Print version ISSN 0102-3306

Acta Bot. Bras. vol.26 no.4 Feira de Santana Oct./Dec. 2012

https://doi.org/10.1590/S0102-33062012000400002 

ARTIGOS ARTICLES

 

Sistema reprodutivo e diversidade genética de quatro espécies de Myrciaria (Myrtaceae, jabuticabeiras)

 

Reproductive system and genetic diversity of four species of Myrciaria (Myrtaceae, jabuticabeiras)

 

 

Regina Célia Freitas VilelaI,1; José Geraldo de Aquino AssisI; Lamartine Nóbrega FilhoII; Blandina Felipe VianaI

IUniversidade Federal da Bahia, Salvador, BA, Brasil
IIUniversidade Federal de Lavras, Lavras, MG, Brasil

 

 


RESUMO

A jabuticabeira é uma planta nativa da América do Sul e tem sofrido grande erosão genética devido à expansão da agricultura e desmatamento. Neste trabalho buscou-se investigar: a) o sistema reprodutivo de quatro espécies de Myrciaria spp. (Myrciaria cauliflora, M. jaboticaba, M. coronata e M. trunciflora); b) a compatibilidade de cruzamentos, utilizando tratamentos de polinização cruzada interespecíficos entre M. trunciflora x M. cauliflora e M. jaboticaba x M. coronata visando identificação de possíveis mecanismos de isolamento reprodutivos pós-zigóticos e c) relacionar a distância genética destas espécies e outros 14 táxons conservados ex situ, através de marcadores moleculares tipo RAPD. Os tratamentos reprodutivos mostraram que as jabuticabeiras são espécies autocompatíveis e não se observa apomixia. Os cruzamentos bidirecionais de polinização entre M. trunciflora x M. cauliflora e entre M. jaboticaba x M. coronata, produziram taxa de obtenção de frutos de 22 a 27% cujas sementes produziram plântulas normais evidenciando a falta de barreiras genéticas entre as espécies testadas, além de frutos abortados precocemente. Esta compatibilidade de intercruzamentos pode ser explorada no melhoramento genético, visando a transferência de caracteres de interesse em genótipos agronomicamente superiores. Foi encontrada pouca diferenciação genética entre os diferentes táxons, sugerindo que a similaridade genética observada não é compatível com a similaridade morfológica e os principais caracteres de valor taxonômico são polimórficos dentro do gênero.

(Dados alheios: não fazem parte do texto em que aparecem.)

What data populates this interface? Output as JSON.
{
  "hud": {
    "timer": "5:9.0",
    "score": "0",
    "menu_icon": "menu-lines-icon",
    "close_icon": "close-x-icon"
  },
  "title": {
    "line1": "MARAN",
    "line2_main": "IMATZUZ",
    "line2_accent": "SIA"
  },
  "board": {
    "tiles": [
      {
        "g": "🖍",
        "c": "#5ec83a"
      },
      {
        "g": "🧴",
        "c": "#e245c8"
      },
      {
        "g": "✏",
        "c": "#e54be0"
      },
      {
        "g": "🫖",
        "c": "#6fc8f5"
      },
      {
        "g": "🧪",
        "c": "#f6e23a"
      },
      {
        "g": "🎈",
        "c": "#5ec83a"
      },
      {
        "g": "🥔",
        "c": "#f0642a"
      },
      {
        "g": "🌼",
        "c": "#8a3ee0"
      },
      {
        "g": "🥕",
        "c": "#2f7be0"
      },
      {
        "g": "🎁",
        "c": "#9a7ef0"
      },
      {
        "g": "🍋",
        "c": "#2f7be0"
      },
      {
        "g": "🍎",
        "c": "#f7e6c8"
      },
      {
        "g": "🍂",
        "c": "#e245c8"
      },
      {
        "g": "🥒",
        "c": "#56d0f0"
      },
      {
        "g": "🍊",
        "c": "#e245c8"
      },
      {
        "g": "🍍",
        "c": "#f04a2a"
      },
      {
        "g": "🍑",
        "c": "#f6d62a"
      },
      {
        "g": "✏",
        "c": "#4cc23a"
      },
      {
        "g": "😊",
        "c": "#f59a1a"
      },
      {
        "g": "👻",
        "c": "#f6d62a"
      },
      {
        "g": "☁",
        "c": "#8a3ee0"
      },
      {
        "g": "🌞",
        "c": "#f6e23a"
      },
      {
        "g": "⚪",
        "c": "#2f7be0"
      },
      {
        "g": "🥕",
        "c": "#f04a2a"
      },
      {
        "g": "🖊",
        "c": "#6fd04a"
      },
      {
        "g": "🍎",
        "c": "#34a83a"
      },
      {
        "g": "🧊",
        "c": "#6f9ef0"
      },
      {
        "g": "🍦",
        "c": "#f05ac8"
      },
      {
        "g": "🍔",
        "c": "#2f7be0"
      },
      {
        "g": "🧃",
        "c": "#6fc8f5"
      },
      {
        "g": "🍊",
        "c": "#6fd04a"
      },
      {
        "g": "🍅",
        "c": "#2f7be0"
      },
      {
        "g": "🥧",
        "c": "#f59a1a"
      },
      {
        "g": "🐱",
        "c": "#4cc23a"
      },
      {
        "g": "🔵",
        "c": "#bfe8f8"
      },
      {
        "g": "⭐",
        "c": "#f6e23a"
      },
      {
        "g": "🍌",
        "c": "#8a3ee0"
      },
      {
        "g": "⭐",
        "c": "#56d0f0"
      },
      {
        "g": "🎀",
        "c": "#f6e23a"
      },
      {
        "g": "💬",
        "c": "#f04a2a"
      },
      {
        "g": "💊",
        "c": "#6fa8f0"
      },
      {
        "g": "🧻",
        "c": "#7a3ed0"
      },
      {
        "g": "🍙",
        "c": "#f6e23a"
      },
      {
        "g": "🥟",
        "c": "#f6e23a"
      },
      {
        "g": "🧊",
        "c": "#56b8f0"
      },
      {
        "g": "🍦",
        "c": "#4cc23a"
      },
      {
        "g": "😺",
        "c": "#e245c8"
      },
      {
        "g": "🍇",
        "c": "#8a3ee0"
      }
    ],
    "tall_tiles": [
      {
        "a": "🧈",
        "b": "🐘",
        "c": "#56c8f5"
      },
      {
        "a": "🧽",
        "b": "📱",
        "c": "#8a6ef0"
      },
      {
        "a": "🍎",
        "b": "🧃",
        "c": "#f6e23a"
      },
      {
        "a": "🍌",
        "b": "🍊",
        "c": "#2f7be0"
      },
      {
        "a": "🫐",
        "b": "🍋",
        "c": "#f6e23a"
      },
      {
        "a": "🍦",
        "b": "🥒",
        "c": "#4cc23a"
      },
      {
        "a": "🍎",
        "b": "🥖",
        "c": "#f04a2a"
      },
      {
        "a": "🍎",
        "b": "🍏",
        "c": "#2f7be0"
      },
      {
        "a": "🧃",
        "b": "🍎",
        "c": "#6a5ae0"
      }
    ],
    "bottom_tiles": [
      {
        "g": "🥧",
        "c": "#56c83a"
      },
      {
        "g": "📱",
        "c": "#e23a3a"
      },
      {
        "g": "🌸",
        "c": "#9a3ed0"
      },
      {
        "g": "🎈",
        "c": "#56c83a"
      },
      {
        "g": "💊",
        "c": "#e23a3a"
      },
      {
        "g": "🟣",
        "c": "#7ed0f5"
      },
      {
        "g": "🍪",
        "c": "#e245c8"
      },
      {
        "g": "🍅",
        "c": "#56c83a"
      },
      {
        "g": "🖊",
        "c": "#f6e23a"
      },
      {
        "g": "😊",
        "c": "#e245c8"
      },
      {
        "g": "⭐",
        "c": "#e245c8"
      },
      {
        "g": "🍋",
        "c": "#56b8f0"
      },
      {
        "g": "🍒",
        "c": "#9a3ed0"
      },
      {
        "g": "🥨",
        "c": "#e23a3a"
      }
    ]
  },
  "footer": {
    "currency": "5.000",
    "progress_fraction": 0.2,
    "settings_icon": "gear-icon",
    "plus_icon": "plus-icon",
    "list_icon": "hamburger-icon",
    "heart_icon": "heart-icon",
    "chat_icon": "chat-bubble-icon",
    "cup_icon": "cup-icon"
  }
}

Palavras-chave: compatibilidade, isolamento reprodutivo, jabuticaba, RAPD


ABSTRACT

The jabuticaba tree is a native plant from South America and has undergone genetic erosion due to agricultural expansion and deforestation. The present study aimed to investigate: a) the reproductive system of four species of Myrciaria spp. (Myrciaria cauliflora, M. jaboticaba, M. coronata and M. trunciflora); b) the compatibility of cross breeding using interspecific cross-pollination treatments between M. trunciflora x M. cauliflora and M. jaboticaba x M. coronata in order to identify possible postzygotic reproductive isolation mechanisms, and c) relate the genetic distance of these species and 14 other taxa preserved ex situ, by RAPD molecular markers. The reproductive treatments showed that jaboticaba are self-compatible species and no apomixis was found in these species. The bi-directional cross-pollinations between M. trunciflora x M. cauliflora, and between M. jaboticaba x M. coronata, generated fruit production that ranged from 22 to 27%, and their seeds produced healthy plants, demonstrating the lack of genetic barriers between these species, as well as immature fruit dropping. Such compatibility of interbreeding can be explored in genetic improvements aimed at the transfer of traits of interest in agronomically superior genotypes. A low degree of genetic differentiation was found among the different taxa, suggesting that the genetic similarity observed is not compatible with the morphological similarity and the main taxonomic characters are polymorphic within the genus.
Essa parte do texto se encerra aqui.